I would also prefer it to be AMD as a first choice or Intel as a second, because I’m still not a fan of Nvidia for their hostile attitude towards Linux and for proprietary CUDA.
(The sad thing is that I probably could have accomplished the transcoding part with just integrated graphics, but my AMD CPU isn’t an APU.)
The problem with AMD graphics cards is that the performance that CUDA, xformers and pytorch provide for nVidia cards blows anything AMD has away by a significantly high order of magnitude.
I have no idea why AMD gpus are so trash when it comes near anything involving generative AI/LLMs, DLSS, Jellyfin transcoding, or even raytracing; i would recommend waiting until their upcoming new GPU announcements.
There’s a CUDA emulator called ZLUDA that fixes a lot of that.

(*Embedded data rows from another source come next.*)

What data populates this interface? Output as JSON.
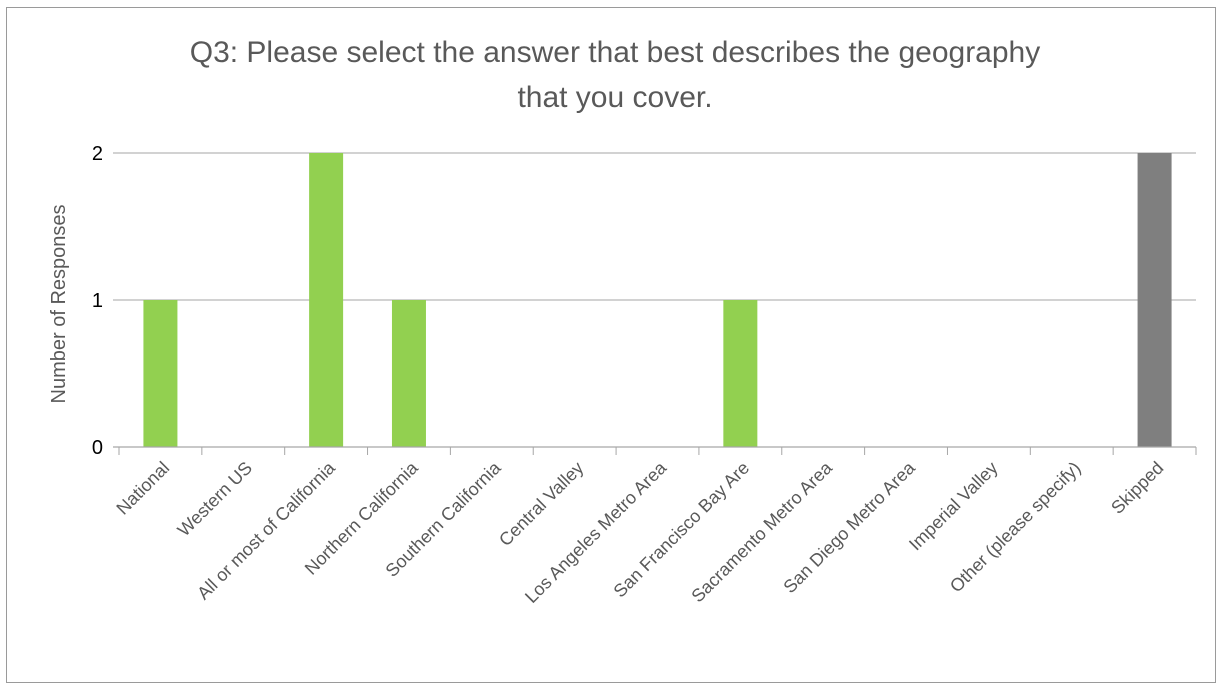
{
  "chart_data": {
    "type": "bar",
    "title_lines": [
      "Q3: Please select the answer that best describes the geography",
      "that you cover."
    ],
    "xlabel": "",
    "ylabel": "Number of Responses",
    "ylim": [
      0,
      2
    ],
    "yticks": [
      0,
      1,
      2
    ],
    "grid": true,
    "legend": "none",
    "categories": [
      "National",
      "Western US",
      "All or most of California",
      "Northern California",
      "Southern California",
      "Central Valley",
      "Los Angeles Metro Area",
      "San Francisco Bay Are",
      "Sacramento Metro Area",
      "San Diego Metro Area",
      "Imperial Valley",
      "Other (please specify)",
      "Skipped"
    ],
    "values": [
      1,
      0,
      2,
      1,
      0,
      0,
      0,
      1,
      0,
      0,
      0,
      0,
      2
    ],
    "bar_colors": [
      "#92d050",
      "#92d050",
      "#92d050",
      "#92d050",
      "#92d050",
      "#92d050",
      "#92d050",
      "#92d050",
      "#92d050",
      "#92d050",
      "#92d050",
      "#92d050",
      "#7f7f7f"
    ],
    "gridline_color": "#a6a6a6",
    "axis_color": "#a6a6a6"
  }
}
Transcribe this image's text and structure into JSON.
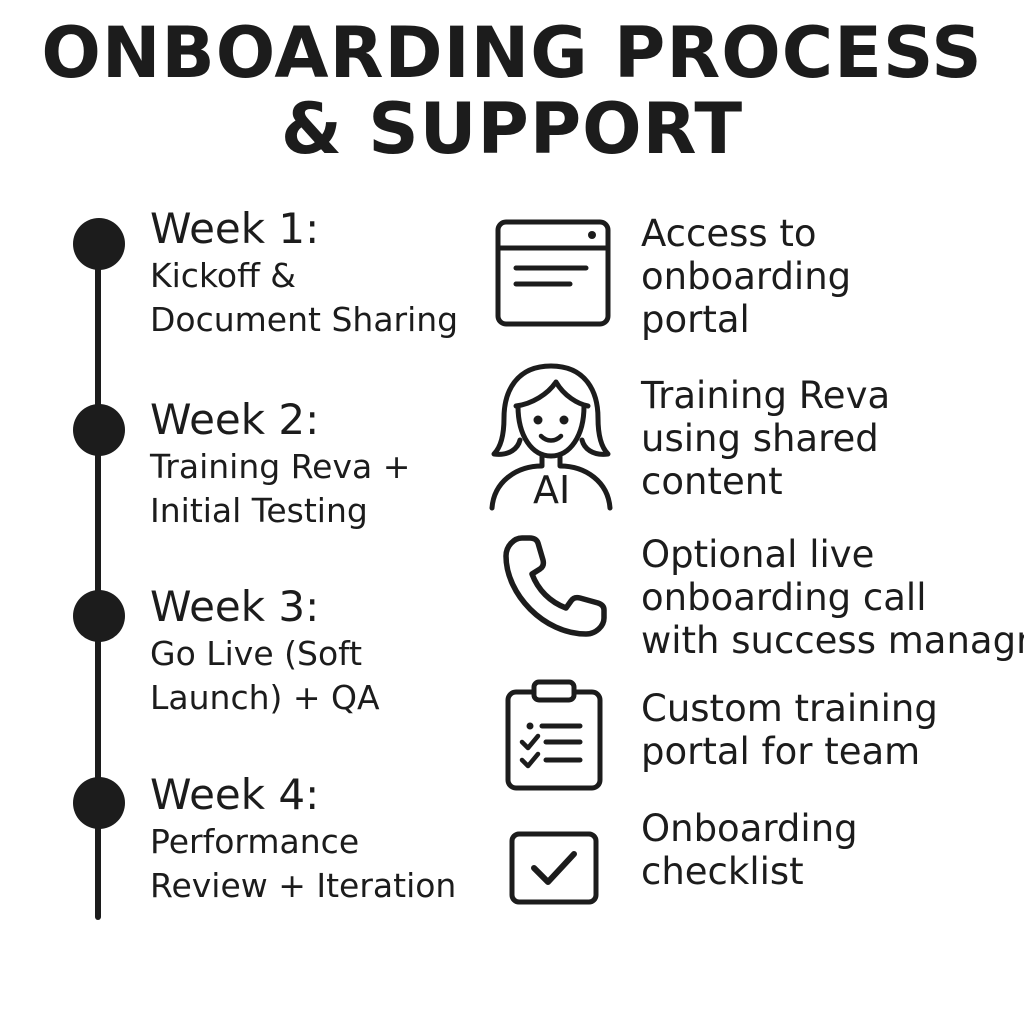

Development for that stopped almost a year ago because the performance difference is so much that no one used it and even AMD themselves dropped all funding to that project.
It was started again and is close to where it was before it was dropped.
It’s not functional yet.
Is that still true though? My impression is that AMD works just fine for inference with ROCm and llama.cpp nowadays. And you get much more VRAM per dollar, which means you can stuff a bigger model in there. You might get fewer tokens per second compared with a similar Nvidia, but that shouldn’t really be a problem for a home assistant. I believe. Even an Arc a770 should work with IPEX-LLM. Buy two Arc or Radeon with 16 GB VRAM each, and you can fit a Llama 3.2 11B or a Pixtral 12B without any quantization. Just make sure that ROCm supports that specific Radeon card, if you go for team red.
I’m also curious. I have also heard good things this past year about AMD and ROCm. Obviously not as close to Nvidia yet (or maybe ever) but considering the price I’ve been considering trying.
You can try a Coral TPU with CodeProjectAI. I used it for a bit but I have the USB version and it has heating/disconnect issues at times.
I don’t like using CPU for AI so plan to offload the AI to an unRAID server with a nVidia 2070 super to combine Plex decoding and AI tasks to that box.
Ryzen 5600g or any higher G model its an APU or 6700xt for a real GPU 6700 is best bang for buck but it fluctuates all the time. All amd systems are much less finnicky than nvidia. Especially on Linux.